Das ist eine wunderbare Geschichte. In ihrer Mitte steht Jesus, der hier schon etwas ausstrahlt von der Aura des Göttlichen, des Kyrios Jesus Christus. Die Bilder dieser Erzählung setzen in vielen von uns Empfindungen des Staunens, der Freude, des Glücks frei. Fast ein Urlaubsposter: der See, das Ufer, die Menge erwartungsvoller Menschen, Fischerkähne, in einem von ihnen Jesus predigend, unter den Zuhörern eine Gruppe von Fischern um Petrus.
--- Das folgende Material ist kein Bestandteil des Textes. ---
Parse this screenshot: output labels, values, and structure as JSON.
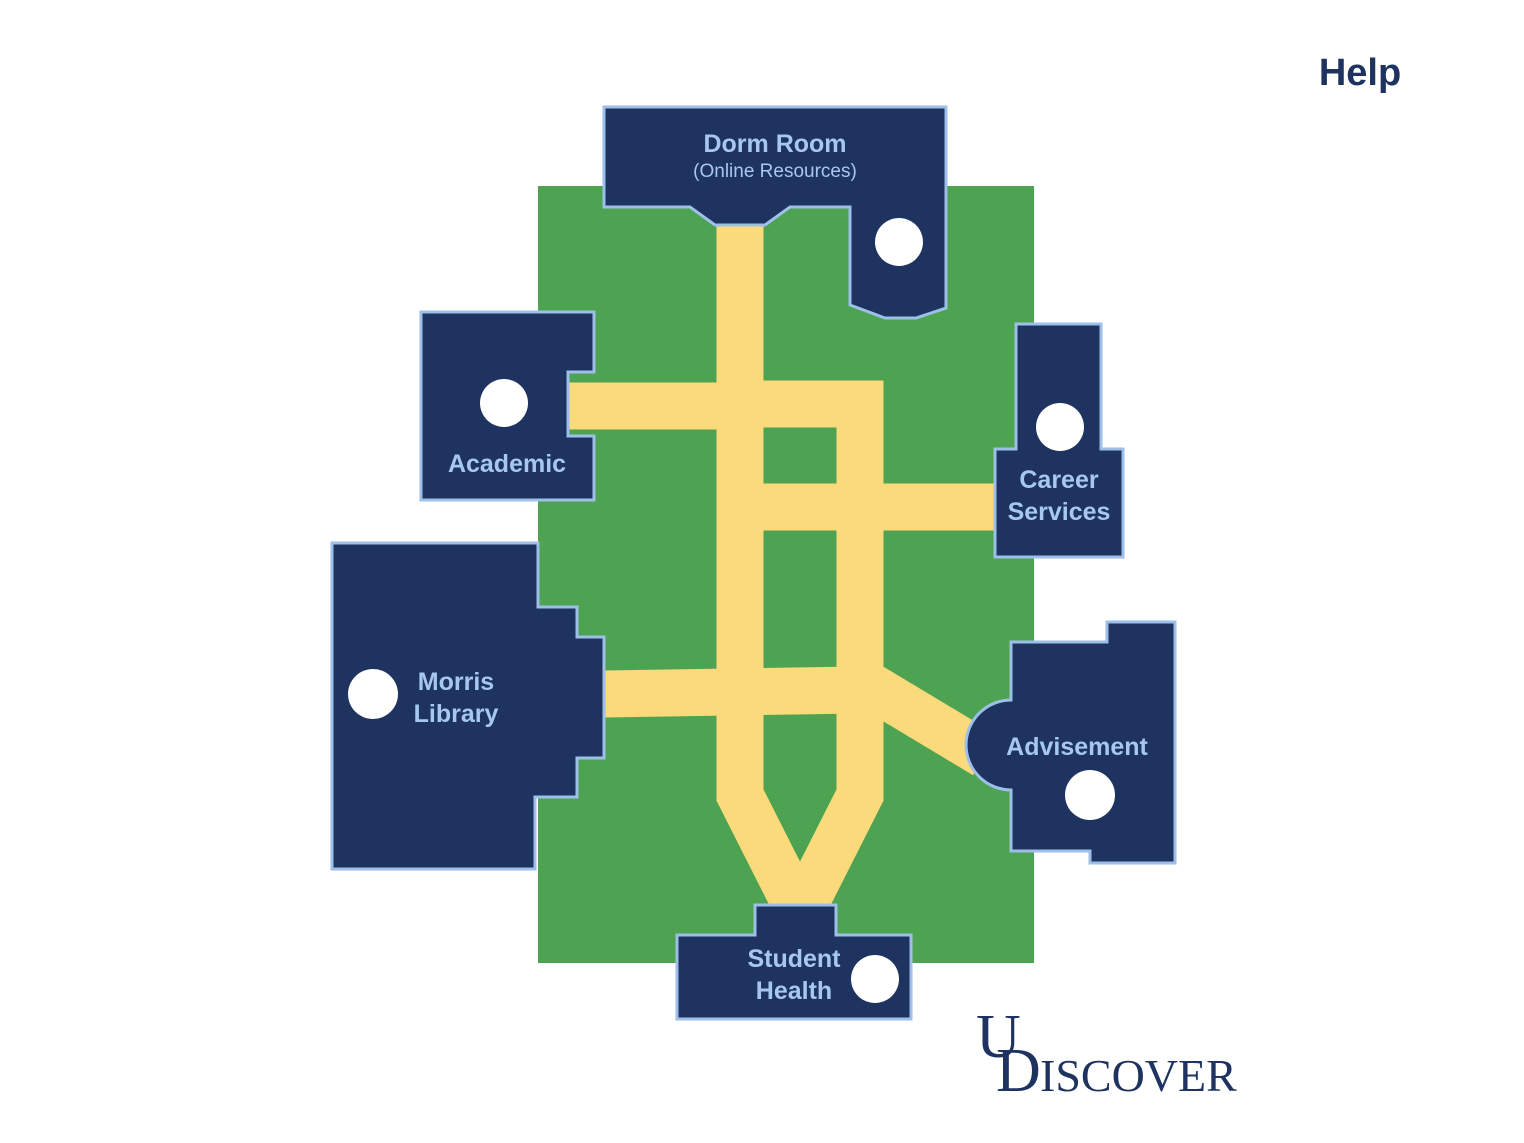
{
  "header": {
    "help_label": "Help"
  },
  "buildings": {
    "dorm": {
      "name": "Dorm Room",
      "subtitle": "(Online Resources)"
    },
    "academic": {
      "name": "Academic"
    },
    "career": {
      "line1": "Career",
      "line2": "Services"
    },
    "library": {
      "line1": "Morris",
      "line2": "Library"
    },
    "advisement": {
      "name": "Advisement"
    },
    "health": {
      "line1": "Student",
      "line2": "Health"
    }
  },
  "logo": {
    "initial_u": "U",
    "initial_d": "D",
    "rest": "ISCOVER"
  },
  "colors": {
    "lawn": "#4da352",
    "walkway": "#fbda7b",
    "building": "#1f3360",
    "building_outline": "#9ebfe8",
    "label": "#a6c8f0",
    "marker": "#ffffff"
  }
}
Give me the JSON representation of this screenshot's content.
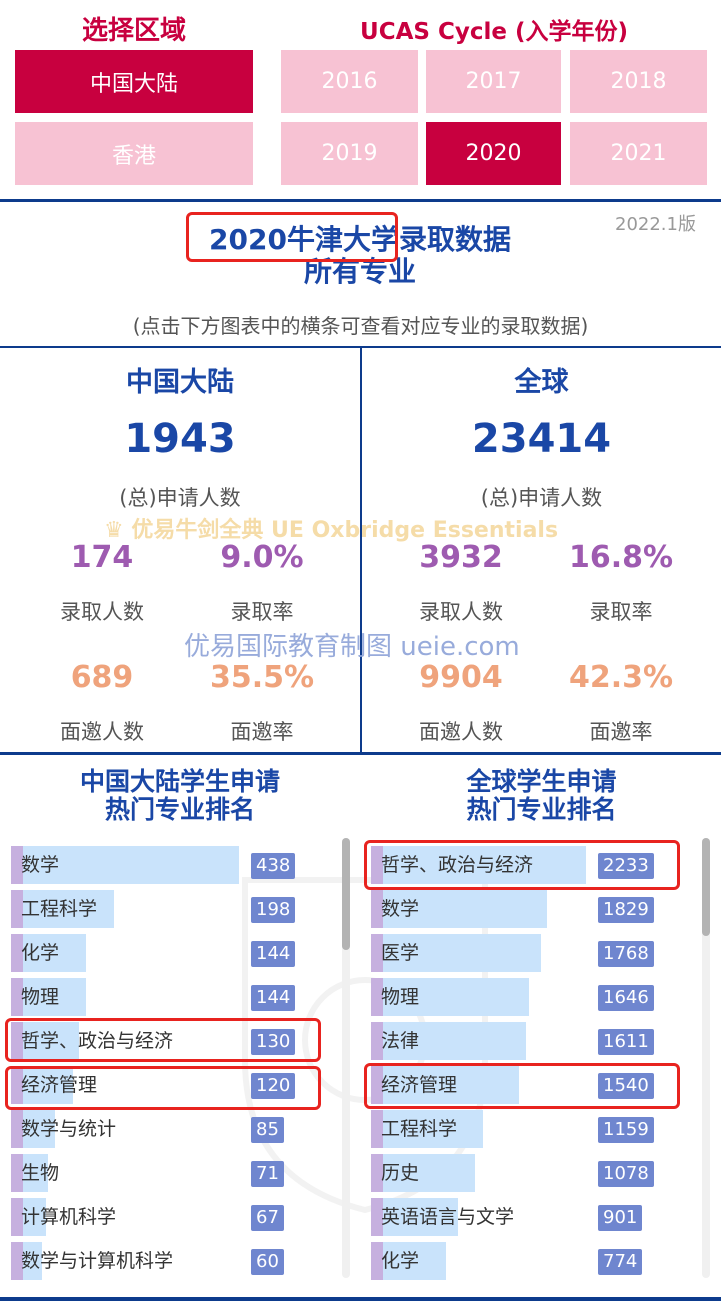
{
  "region": {
    "title": "选择区域",
    "options": [
      "中国大陆",
      "香港"
    ],
    "selected": "中国大陆"
  },
  "cycle": {
    "title": "UCAS Cycle (入学年份)",
    "years": [
      "2016",
      "2017",
      "2018",
      "2019",
      "2020",
      "2021"
    ],
    "selected": "2020"
  },
  "version": "2022.1版",
  "main_title_line1": "2020牛津大学录取数据",
  "main_title_line2": "所有专业",
  "hint": "(点击下方图表中的横条可查看对应专业的录取数据)",
  "mainland": {
    "heading": "中国大陆",
    "applicants": "1943",
    "applicants_label": "(总)申请人数",
    "admitted": "174",
    "admitted_label": "录取人数",
    "admit_rate": "9.0%",
    "admit_rate_label": "录取率",
    "interviewed": "689",
    "interviewed_label": "面邀人数",
    "interview_rate": "35.5%",
    "interview_rate_label": "面邀率"
  },
  "global": {
    "heading": "全球",
    "applicants": "23414",
    "applicants_label": "(总)申请人数",
    "admitted": "3932",
    "admitted_label": "录取人数",
    "admit_rate": "16.8%",
    "admit_rate_label": "录取率",
    "interviewed": "9904",
    "interviewed_label": "面邀人数",
    "interview_rate": "42.3%",
    "interview_rate_label": "面邀率"
  },
  "watermark_1": "优易牛剑全典 UE Oxbridge Essentials",
  "watermark_2": "优易国际教育制图 ueie.com",
  "mainland_ranking": {
    "title_line1": "中国大陆学生申请",
    "title_line2": "热门专业排名",
    "items": [
      {
        "label": "数学",
        "value": "438"
      },
      {
        "label": "工程科学",
        "value": "198"
      },
      {
        "label": "化学",
        "value": "144"
      },
      {
        "label": "物理",
        "value": "144"
      },
      {
        "label": "哲学、政治与经济",
        "value": "130"
      },
      {
        "label": "经济管理",
        "value": "120"
      },
      {
        "label": "数学与统计",
        "value": "85"
      },
      {
        "label": "生物",
        "value": "71"
      },
      {
        "label": "计算机科学",
        "value": "67"
      },
      {
        "label": "数学与计算机科学",
        "value": "60"
      }
    ]
  },
  "global_ranking": {
    "title_line1": "全球学生申请",
    "title_line2": "热门专业排名",
    "items": [
      {
        "label": "哲学、政治与经济",
        "value": "2233"
      },
      {
        "label": "数学",
        "value": "1829"
      },
      {
        "label": "医学",
        "value": "1768"
      },
      {
        "label": "物理",
        "value": "1646"
      },
      {
        "label": "法律",
        "value": "1611"
      },
      {
        "label": "经济管理",
        "value": "1540"
      },
      {
        "label": "工程科学",
        "value": "1159"
      },
      {
        "label": "历史",
        "value": "1078"
      },
      {
        "label": "英语语言与文学",
        "value": "901"
      },
      {
        "label": "化学",
        "value": "774"
      }
    ]
  },
  "colors": {
    "selected_button": "#c8003f",
    "unselected_button": "#f7c2d3",
    "title_blue": "#1a47a6",
    "bar_blue": "#c9e3fb",
    "badge": "#6f86cf",
    "highlight_box": "#e8231f"
  }
}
Später: ein überaus erfolgreicher Fischzug, der die Netze bis zum Zerreißen füllt, und dann der Entschluss der Fischer, sich Jesus anzuschließen, bedingungslos in seine Nachfolge zu treten, ein missionarischer Aufbruch. Alles in allem: ein überaus erfolgreicher Tag.

Der Text scheint so richtig zu passen an den Schluß einer intensiven Arbeitsperiode, eines langen Schuljahres, eines kräftezehrenden Semesters: wenn Prüfungen geschafft, Projekte vorangebracht, Aufträge erfüllt worden sind. Volle Netze, wer wird sich da nicht freuen dürfen.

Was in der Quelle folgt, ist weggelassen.